CORTNER: In the broadest sense, safeguarding data requires both data protection and disaster recovery. Data protection strategies aim to mitigate data loss caused by unintended changes introduced by user error or file corruption by periodically replicating, or backing up, the data. Disaster recovery refers to the ability to fail over to a replicate version of user data within the framework of their working file structure in the event of a hardware failure in the primary data center.

We use a multipronged storage approach to safeguard our data. Read-only master copies of instrument-generated HVSD — genomic data are one example — are co-stored with basic curation-level metadata in a noncommercial virtualized storage system that can also retain the sample-level experimental data that are essential to support both primary studies and secondary reuse.

We call this virtualized storage system the data management environment. It consists of an iRODS database and graphical user interface that is compatible with multiple storage types and enables data to be programmatically moved between storage tiers. Operational copies of HVSD stored in the DME can be downloaded to local storage at computational facilities while the data are undergoing active analysis and then be deleted when no longer in use. DME master copies effectively serve as the backup for operational copies. Master copies of processed data and data analysis outputs can be sent back to the DME and associated with the original HVSD from which they were derived.

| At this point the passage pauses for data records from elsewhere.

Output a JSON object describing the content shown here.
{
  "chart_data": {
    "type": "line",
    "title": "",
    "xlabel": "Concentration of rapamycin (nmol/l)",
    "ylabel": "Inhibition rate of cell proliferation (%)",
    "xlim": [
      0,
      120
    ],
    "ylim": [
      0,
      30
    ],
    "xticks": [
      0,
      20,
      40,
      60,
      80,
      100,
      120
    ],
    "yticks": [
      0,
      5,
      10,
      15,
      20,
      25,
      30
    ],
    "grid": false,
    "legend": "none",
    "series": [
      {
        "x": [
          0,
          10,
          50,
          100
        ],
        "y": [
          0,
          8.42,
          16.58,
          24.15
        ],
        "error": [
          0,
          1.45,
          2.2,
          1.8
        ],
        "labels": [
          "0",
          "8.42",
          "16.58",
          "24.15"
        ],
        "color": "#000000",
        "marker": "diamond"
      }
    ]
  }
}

DEEP DIVE: Find out how modern data platforms benefit healthcare enterprises.

FEDTECH:  You mentioned disaster recovery. What would you do if you suddenly experienced a hardware failure in your on-prem data center?

CORTNER: Our on-prem S3 is geographically redundant, with data automatically backed up using S3 protocols between two sites. We basically keep another copy of our data in a different data center.

The drawback with this method is that it’s hardware-intensive, and the reality is that it’s very rare to have a disaster that’s going to wipe out an entire data center. With that in mind, we’re exploring using Amazon’s new service for disaster recovery. What they do is get replicas of your virtual machines, and you can spin them up really fast in the event that you need them.

We’ve known for three or four years that cloud for disaster recovery was going to have the potential to be incredibly cost-effective, but up until recently we weren’t really there. Now, I think with some of the new features in AWS, we’re actually at the point where they can start delivering.